2013 saw a follow-up report, by me and my researcher Helen Campbell Pickford, the In Battalions Delphi study, an industry consultation to find innovative ways to protect risk-taking on new work for the stage, despite austerity. (Also available free online here). There have also been several pub meetings, an open letter to Ed Vaizey signed by Helen Mirren and Tom Stoppard (among 70 others), and the In Battalions Festival at Central Saint Martins College.
One year on from our first meeting, Ed Vaizey stood up at the same Writers' Guild event in Parliament and credited the In Battalions campaign as having been an influence on the Chancellor George Osborne's decision to announce a tax break for new plays and regional touring, a move which is poised to inject a much-needed cash boost to the industry when it takes effect next year.
In Battalions proved that one artist (and a researcher) could channel the British theatre industry to speak to government with one voice, and effect a small but significant shift in government thinking.
There is a general election coming up.
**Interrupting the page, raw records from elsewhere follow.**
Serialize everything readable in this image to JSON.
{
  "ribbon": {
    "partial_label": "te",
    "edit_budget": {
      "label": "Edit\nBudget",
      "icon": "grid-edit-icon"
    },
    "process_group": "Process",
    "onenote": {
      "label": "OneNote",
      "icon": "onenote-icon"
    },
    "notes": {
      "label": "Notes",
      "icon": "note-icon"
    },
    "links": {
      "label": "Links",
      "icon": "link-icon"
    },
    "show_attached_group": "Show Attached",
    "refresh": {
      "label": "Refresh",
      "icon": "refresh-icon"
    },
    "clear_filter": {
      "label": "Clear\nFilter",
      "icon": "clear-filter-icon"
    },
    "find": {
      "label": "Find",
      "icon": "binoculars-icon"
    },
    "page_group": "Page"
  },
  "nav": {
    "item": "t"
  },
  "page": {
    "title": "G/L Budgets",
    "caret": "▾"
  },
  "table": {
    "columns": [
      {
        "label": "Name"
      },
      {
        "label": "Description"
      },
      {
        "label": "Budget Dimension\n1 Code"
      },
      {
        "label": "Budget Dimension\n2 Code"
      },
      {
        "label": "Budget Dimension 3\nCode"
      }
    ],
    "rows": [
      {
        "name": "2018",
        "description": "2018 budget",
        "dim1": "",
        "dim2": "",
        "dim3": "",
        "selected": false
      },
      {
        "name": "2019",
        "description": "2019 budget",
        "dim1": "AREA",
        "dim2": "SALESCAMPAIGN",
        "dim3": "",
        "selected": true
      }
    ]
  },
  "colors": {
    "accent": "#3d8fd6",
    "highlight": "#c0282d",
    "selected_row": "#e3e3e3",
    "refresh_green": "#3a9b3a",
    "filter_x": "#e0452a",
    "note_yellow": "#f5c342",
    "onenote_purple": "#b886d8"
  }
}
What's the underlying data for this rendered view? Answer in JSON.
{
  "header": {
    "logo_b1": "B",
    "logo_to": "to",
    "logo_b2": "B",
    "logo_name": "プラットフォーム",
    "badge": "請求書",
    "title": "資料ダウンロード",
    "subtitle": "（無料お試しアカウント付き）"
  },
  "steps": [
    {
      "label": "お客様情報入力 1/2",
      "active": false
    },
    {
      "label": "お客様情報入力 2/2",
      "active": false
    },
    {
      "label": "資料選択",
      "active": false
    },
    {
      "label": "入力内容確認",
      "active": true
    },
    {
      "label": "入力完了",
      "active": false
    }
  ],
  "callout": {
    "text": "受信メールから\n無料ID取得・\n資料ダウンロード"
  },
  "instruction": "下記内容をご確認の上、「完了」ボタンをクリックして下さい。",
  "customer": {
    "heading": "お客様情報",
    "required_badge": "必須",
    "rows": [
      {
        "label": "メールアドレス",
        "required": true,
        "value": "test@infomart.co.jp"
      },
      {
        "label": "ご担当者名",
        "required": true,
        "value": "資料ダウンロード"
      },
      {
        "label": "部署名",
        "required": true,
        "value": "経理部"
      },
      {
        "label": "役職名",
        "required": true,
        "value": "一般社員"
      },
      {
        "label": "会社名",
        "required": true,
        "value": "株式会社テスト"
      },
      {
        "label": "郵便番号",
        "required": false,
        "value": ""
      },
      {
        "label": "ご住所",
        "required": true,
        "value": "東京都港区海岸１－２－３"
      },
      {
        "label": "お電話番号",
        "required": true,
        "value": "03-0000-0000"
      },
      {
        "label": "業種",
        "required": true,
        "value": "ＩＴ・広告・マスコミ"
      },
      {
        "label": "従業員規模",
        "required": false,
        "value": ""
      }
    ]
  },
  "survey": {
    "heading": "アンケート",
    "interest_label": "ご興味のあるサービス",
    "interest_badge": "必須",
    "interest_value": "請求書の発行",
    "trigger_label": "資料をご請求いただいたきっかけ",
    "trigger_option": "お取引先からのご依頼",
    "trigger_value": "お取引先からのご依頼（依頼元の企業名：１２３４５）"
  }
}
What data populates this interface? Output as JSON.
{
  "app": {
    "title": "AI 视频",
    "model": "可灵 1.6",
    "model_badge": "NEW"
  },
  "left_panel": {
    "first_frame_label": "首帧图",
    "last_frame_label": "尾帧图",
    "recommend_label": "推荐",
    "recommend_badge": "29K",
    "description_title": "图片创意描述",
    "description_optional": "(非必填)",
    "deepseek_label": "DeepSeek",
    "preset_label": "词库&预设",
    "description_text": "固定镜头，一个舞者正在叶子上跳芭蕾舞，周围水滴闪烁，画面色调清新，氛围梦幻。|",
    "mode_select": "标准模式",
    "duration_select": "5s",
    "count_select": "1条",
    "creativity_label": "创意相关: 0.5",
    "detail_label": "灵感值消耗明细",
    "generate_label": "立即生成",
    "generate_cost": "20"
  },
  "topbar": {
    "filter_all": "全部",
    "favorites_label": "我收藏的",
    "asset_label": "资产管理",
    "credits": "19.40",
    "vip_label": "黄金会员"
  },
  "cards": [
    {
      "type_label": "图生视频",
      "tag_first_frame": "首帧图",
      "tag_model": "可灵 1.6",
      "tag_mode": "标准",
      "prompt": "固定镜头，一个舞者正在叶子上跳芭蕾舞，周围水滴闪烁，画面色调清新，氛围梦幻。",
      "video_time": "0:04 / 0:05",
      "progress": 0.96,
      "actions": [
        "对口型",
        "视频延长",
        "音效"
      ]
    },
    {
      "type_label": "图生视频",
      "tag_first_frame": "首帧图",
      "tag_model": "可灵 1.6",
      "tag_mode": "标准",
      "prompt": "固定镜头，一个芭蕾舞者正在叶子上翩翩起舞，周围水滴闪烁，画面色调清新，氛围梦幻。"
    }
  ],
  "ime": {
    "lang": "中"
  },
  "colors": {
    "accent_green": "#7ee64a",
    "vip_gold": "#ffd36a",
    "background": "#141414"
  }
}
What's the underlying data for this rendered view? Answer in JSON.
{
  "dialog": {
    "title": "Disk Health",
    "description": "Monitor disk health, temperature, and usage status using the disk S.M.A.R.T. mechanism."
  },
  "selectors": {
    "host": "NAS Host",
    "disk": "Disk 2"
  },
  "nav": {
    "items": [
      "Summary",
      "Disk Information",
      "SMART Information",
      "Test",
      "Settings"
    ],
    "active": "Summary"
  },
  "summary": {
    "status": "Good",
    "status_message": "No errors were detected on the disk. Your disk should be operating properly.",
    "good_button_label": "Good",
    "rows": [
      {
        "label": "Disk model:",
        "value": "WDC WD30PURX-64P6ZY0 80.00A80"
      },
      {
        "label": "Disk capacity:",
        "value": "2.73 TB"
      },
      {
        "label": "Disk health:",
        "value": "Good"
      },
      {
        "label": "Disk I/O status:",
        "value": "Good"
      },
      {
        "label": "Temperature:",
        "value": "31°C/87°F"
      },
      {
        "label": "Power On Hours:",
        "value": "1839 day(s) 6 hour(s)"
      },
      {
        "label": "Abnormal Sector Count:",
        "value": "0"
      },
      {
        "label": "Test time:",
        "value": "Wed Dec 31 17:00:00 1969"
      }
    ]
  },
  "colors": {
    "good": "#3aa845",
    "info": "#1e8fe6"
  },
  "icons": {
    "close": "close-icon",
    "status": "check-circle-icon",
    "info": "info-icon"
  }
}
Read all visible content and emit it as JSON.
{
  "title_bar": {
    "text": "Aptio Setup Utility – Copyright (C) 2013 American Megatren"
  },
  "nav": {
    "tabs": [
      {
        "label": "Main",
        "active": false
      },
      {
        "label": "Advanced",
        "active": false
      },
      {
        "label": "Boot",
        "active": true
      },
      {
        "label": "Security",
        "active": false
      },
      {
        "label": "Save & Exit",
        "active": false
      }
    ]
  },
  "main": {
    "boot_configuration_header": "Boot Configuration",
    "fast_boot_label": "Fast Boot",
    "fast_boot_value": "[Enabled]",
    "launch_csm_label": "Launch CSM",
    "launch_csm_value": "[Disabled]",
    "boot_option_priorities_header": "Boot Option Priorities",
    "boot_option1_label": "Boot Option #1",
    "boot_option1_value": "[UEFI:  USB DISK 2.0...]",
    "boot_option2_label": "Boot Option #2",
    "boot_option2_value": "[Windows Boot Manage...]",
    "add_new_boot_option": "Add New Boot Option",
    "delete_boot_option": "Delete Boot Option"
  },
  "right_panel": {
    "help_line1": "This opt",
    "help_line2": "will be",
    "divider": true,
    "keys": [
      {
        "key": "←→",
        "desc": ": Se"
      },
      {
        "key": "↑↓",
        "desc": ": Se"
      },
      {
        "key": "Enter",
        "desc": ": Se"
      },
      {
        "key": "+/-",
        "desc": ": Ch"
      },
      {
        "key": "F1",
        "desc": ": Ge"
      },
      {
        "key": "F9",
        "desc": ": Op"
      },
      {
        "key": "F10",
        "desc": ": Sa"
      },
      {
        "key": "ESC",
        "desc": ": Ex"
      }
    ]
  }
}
What's more, I have a new full-time job, as Co-Artistic Director of Tamasha Theatre Company. I am keen not to lose the momentum and profile which In Battalions has built up; it could help keep these issues on the agenda in the run-up to May 2015, and beyond. But I no longer have the time to spend keeping the movement alive on my own.
I am calling this meeting to discuss this, and to see if together we can find ways to make In Battalions a more shared movement, led by and contributed to by other theatre professionals. Are there ways in which, together, we can continue to make the case for subsidised theatre's social and cultural value, and to make our case heard by politicians?
I am also open to the possibility that In Battalions may have run its course. Other movements such as What Next? are campaigning on similar issues, with more resources, a higher profile and more regular industry and political engagement.
But rather than make this decision on my own I wanted to talk it through with the friends and colleagues who made In Battalions what it was.
Please come along if you can on Weds 26 Nov 2014 and be part of the conversation. It will be very informal, free to attend, and above a pub in central London, so there will drinks. Even if this is the end of the road for In Battalions, it would be nice to come together one last time to celebrate what we have achieved.